Coding for Coding’s Sake
We’ve heard the stories of tech titans like Steve Wozniak, Bill Gates, or Mark Zuckerberg who loved computers and coding for coding’s sake. Before the recent push for coding in schools, most coders learned on their own, because of personal interest. Kids who identify with geek culture and have a personal interest in coding have lots of pathways into coding, if not in school than through online communities and apps like Scratch, Code.org, Tynker, Hopscotch, or Ready Maker. As they get older they can jump into communities like freecodecamp, try their hand at a TopCoder competition, join an open source project, or attend a bootcamp to level-up their skills.
The problem is that most kids don’t identify with geek culture, and the tech nerd stereotype can turn some kids off. I’ve written a bit about how these stereotypes are more myth than reality, but they continue to turn kids away from coding.
Coding for Friendship and Play
Most kids don’t see themselves as tech nerds, but most play games together, and all of them care about friendships. Kids who aren’t interested in coding for coding’s sake can still be motivated to code if it’s part of having fun with friends. In the early years of social media, we discovered that kids were learning html because they wanted to modify their MySpace profiles to stand out to their peers.
More recently, innovators in coding education have been building tools and programs that embed coding within game design and game play as a way of tapping similar motivations. Gaming is a big part of what kids do together for fun, so why not meet kids where they are?
The new littleBits Code Kit is a great example of tapping this strategy to get kids into coding. Kids code as part of building games, and then they get to play the games together! At Connected Camps, we use this strategy too – in camps and afterschool programs that introduce kids to coding through Minecraft, and by building games in Scratch.
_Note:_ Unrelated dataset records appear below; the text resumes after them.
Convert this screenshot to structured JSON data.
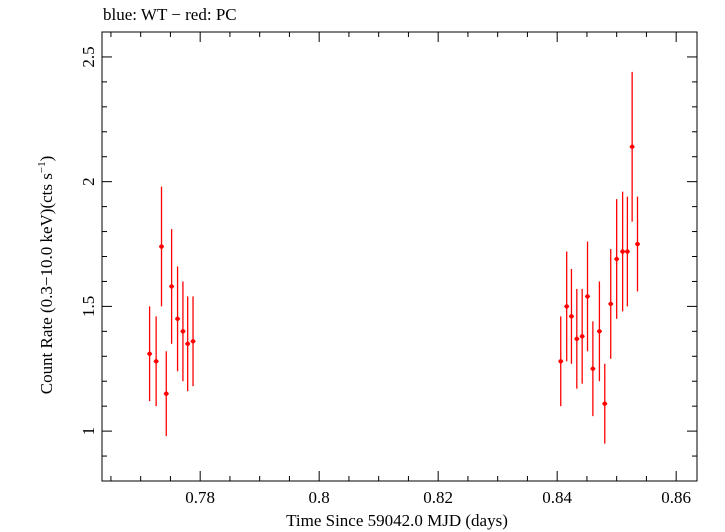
{
  "chart_data": {
    "type": "scatter",
    "title": "blue: WT − red: PC",
    "xlabel": "Time Since 59042.0 MJD (days)",
    "ylabel_main": "Count Rate (0.3−10.0 keV)(cts s",
    "ylabel_sup": "−1",
    "ylabel_close": ")",
    "xlim": [
      0.7635,
      0.8635
    ],
    "ylim": [
      0.8,
      2.6
    ],
    "x_ticks": [
      0.78,
      0.8,
      0.82,
      0.84,
      0.86
    ],
    "x_tick_labels": [
      "0.78",
      "0.8",
      "0.82",
      "0.84",
      "0.86"
    ],
    "y_ticks": [
      1,
      1.5,
      2,
      2.5
    ],
    "y_tick_labels": [
      "1",
      "1.5",
      "2",
      "2.5"
    ],
    "grid": false,
    "series": [
      {
        "color": "#ff0000",
        "points": [
          {
            "x": 0.7715,
            "y": 1.31,
            "yerr": 0.19
          },
          {
            "x": 0.7726,
            "y": 1.28,
            "yerr": 0.18
          },
          {
            "x": 0.7735,
            "y": 1.74,
            "yerr": 0.24
          },
          {
            "x": 0.7743,
            "y": 1.15,
            "yerr": 0.17
          },
          {
            "x": 0.7752,
            "y": 1.58,
            "yerr": 0.23
          },
          {
            "x": 0.7762,
            "y": 1.45,
            "yerr": 0.21
          },
          {
            "x": 0.7771,
            "y": 1.4,
            "yerr": 0.2
          },
          {
            "x": 0.7779,
            "y": 1.35,
            "yerr": 0.19
          },
          {
            "x": 0.7788,
            "y": 1.36,
            "yerr": 0.18
          },
          {
            "x": 0.8406,
            "y": 1.28,
            "yerr": 0.18
          },
          {
            "x": 0.8416,
            "y": 1.5,
            "yerr": 0.22
          },
          {
            "x": 0.8424,
            "y": 1.46,
            "yerr": 0.19
          },
          {
            "x": 0.8433,
            "y": 1.37,
            "yerr": 0.2
          },
          {
            "x": 0.8442,
            "y": 1.38,
            "yerr": 0.19
          },
          {
            "x": 0.8451,
            "y": 1.54,
            "yerr": 0.22
          },
          {
            "x": 0.846,
            "y": 1.25,
            "yerr": 0.19
          },
          {
            "x": 0.8471,
            "y": 1.4,
            "yerr": 0.2
          },
          {
            "x": 0.848,
            "y": 1.11,
            "yerr": 0.16
          },
          {
            "x": 0.849,
            "y": 1.51,
            "yerr": 0.22
          },
          {
            "x": 0.85,
            "y": 1.69,
            "yerr": 0.24
          },
          {
            "x": 0.851,
            "y": 1.72,
            "yerr": 0.24
          },
          {
            "x": 0.8518,
            "y": 1.72,
            "yerr": 0.22
          },
          {
            "x": 0.8526,
            "y": 2.14,
            "yerr": 0.3
          },
          {
            "x": 0.8535,
            "y": 1.75,
            "yerr": 0.19
          }
        ]
      }
    ]
  }
}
Gaming isn’t the only social activity that can be tapped for coding. In an National Science Foundation funded Coding for All project, my team at UC Irvine is collaborating with the MIT Scratch team, developing activities for kids to code as part of building hip hop dance videos. In their Digital Youth Divas program, the Digital Youth Network gets girls coding through e-textiles – coding for fashion and style!
Coding for Career
The Google-Gallup study also asked students about their interest and confidence in pursuing computer science as a career. Only a quarter of students were interested in learning to code, and slightly more kids said they were likely to use computer science in their job. Bucking the stereotype, more Black and Hispanic kids saw CS in their future than White kids. Black and Hispanic parents were also much more likely than White parents to see CS as a likely part of their kids’ learning in the future.
From Google-Gallup 2016, Diversity Gaps in Computer Science
Coding is one of the fastest-growing areas of employment, and most new coding jobs are outside the tech sector in areas like finance, manufacturing, and healthcare. It’s not surprising that kids and families who see coding as a future job opportunity are more interested in pursuing learning to code. Like other technology and engineering specialties, coding can offer new pathways to opportunity and upward mobility.
Career motivations are different, but just as valid as the motivations of kids with a burning personal passion for coding. And a kid who starts coding to get a good grade in a class or for an economic edge may develop a personal passion along the way. Pathways into STEM learning are diverse. If we really want to draw all kids into coding, we need to meet kids where they are.